More than 2.5 billion Gmail users may be exposed to new scams after hackers broke into a Google database hosted on Salesforce’s cloud system. Security experts say the attack, carried out by the hacking group ShinyHunters, could be one of the biggest breaches in Google’s history.
How the Hack Happened
The breach began in June 2025 and relied on social engineering. According to Google’s Threat Intelligence Group, scammers pretended to be IT staff and called a Google employee directly. They convinced the worker to approve a malicious Salesforce app, which then gave hackers access to contact details, business names, and notes stored in the database.
Google stressed that no passwords were stolen. Still, the stolen information is already being used in scams. Users on Reddit’s Gmail forum have reported a spike in phishing emails, fake calls, and fraudulent text messages. Many of these scams pretend to come from Google support and trick victims into sharing login codes or resetting passwords—potentially handing attackers full control of accounts.
Why It Matters
While the breach didn’t include passwords, the stolen details give criminals a way in. By impersonating Google employees, attackers can pressure people into revealing login credentials or sensitive files. Some are also testing common weak passwords like “123456” in brute-force attempts.
The risks are serious: users could lose access to personal emails, photos, and documents, or even expose linked bank accounts and business systems.
How to Stay Safe
- Check if your data is exposed: Use dark web monitoring tools like ID Protection’s Data Leak Checker.
- Update your password: Create a strong, unique password and turn on multi-factor authentication.
- Block scams early: Services like ScamCheck can filter suspicious calls, texts, and emails.
- Verify Google messages: Never trust an unexpected email asking for login codes. Upload questionable messages to ScamCheck for confirmation.
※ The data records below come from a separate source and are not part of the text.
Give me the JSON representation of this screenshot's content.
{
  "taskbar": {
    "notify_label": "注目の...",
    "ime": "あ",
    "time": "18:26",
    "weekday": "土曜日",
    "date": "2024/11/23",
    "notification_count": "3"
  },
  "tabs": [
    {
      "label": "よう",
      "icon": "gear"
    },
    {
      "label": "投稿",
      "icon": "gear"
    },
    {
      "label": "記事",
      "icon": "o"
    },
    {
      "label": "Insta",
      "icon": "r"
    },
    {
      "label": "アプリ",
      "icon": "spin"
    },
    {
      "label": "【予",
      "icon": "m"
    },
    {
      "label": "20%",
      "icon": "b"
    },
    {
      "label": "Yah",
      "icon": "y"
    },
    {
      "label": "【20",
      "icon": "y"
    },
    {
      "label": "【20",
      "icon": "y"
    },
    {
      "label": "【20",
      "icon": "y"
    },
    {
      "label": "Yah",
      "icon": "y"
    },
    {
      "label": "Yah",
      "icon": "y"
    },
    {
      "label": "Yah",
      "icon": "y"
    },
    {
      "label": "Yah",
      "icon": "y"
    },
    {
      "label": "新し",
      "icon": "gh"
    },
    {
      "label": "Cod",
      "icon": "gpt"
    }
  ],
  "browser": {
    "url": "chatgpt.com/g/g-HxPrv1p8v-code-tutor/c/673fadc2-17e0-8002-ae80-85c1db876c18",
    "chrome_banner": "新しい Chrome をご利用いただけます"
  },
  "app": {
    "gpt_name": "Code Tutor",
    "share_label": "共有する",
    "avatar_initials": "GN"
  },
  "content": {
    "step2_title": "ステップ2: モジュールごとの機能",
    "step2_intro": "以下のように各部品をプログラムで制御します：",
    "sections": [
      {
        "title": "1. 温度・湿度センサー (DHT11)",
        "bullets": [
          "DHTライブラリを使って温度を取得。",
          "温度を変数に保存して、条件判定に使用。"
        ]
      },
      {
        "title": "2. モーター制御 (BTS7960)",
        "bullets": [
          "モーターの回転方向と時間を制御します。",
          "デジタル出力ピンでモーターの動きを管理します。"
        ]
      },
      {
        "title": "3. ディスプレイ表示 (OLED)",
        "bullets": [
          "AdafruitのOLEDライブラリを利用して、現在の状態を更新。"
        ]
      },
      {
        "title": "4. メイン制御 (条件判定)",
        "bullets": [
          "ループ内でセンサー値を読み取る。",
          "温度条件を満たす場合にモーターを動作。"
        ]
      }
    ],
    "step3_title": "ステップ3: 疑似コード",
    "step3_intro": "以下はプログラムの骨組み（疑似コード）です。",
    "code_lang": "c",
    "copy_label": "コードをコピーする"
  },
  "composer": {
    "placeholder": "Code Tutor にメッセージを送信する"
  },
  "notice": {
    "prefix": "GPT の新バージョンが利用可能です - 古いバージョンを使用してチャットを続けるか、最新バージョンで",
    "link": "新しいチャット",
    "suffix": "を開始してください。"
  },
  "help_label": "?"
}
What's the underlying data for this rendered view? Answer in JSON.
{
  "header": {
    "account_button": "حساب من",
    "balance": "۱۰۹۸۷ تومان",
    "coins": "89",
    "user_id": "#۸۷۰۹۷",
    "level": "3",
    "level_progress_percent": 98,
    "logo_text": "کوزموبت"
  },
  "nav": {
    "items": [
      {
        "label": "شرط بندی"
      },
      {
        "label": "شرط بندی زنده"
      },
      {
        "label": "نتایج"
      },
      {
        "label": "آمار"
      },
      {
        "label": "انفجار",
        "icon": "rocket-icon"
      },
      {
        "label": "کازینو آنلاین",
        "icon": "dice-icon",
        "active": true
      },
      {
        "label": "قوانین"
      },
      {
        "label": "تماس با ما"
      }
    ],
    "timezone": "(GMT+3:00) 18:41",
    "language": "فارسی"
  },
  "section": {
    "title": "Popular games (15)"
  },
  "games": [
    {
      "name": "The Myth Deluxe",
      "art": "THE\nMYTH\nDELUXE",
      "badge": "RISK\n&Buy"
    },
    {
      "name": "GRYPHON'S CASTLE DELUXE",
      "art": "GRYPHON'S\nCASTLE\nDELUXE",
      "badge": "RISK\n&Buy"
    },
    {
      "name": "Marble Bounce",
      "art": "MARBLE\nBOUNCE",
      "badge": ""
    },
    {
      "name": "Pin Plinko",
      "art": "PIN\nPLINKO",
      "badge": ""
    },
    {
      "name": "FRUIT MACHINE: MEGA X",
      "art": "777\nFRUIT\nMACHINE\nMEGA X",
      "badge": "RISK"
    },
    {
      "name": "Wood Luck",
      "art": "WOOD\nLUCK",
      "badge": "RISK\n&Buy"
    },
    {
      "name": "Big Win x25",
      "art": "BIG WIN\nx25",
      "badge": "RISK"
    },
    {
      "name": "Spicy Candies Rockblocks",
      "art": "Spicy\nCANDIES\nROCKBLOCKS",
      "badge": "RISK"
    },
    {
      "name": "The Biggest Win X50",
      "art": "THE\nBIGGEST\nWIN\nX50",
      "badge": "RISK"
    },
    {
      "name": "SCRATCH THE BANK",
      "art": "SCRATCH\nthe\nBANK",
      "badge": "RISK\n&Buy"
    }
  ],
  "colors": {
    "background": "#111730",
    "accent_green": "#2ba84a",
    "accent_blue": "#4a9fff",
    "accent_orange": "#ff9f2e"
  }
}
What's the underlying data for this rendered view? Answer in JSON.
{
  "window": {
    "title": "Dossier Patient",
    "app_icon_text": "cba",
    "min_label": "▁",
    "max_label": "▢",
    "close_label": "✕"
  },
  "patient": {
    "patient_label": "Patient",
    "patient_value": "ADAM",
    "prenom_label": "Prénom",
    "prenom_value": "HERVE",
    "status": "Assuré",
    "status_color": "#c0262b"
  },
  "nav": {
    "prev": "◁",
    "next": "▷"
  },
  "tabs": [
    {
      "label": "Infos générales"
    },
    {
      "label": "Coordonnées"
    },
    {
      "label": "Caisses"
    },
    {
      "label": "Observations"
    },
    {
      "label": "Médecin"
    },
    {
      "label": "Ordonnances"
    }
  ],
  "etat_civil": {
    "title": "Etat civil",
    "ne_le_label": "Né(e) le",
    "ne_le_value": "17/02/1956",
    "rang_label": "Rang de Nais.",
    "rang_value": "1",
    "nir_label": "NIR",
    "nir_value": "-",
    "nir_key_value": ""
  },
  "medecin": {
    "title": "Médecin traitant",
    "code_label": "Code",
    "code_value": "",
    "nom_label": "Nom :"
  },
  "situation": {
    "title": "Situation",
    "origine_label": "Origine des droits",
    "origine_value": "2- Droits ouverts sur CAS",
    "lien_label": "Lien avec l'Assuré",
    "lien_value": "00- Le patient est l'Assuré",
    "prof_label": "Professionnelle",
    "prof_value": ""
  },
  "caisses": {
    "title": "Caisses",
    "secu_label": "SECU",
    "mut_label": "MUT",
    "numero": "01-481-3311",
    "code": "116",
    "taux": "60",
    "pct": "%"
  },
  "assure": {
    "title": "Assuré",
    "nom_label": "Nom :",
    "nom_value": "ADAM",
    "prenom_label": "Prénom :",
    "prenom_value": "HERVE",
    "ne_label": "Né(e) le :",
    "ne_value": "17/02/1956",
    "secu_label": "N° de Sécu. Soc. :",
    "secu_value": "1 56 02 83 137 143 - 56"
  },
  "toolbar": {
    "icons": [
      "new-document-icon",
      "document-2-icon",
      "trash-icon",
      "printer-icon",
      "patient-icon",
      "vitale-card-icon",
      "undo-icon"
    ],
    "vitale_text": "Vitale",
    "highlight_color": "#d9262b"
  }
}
- Enable passkeys: Google recommends switching to passkeys, which use fingerprints or face scans and can’t be phished. Running a Google Security Checkup is also advised.
Google’s Response
Google began notifying affected users on August 8, 2025. The company said the stolen data was “mostly public business information,” though security researchers warn that even basic details can be weaponized for scams.
This is far from Google’s first major security incident. Past breaches include the Google+ API leaks in 2018, Gmail phishing campaigns in 2017 and 2018, and the Gooligan malware attack in 2016. Each case shows that attackers don’t always need passwords to cause damage.
Who’s Behind It
ShinyHunters, also known as UNC6040, has a track record of targeting corporate systems for extortion. Their usual method is impersonating IT staff to push malicious Salesforce apps, then using tools like “Data Loader” to steal huge amounts of data.
Another related group, UNC6240, sometimes contacts victims months later, demanding bitcoin payments in exchange for not leaking the stolen information. Experts believe they may be preparing to launch a dedicated site for publishing stolen data if victims don’t pay.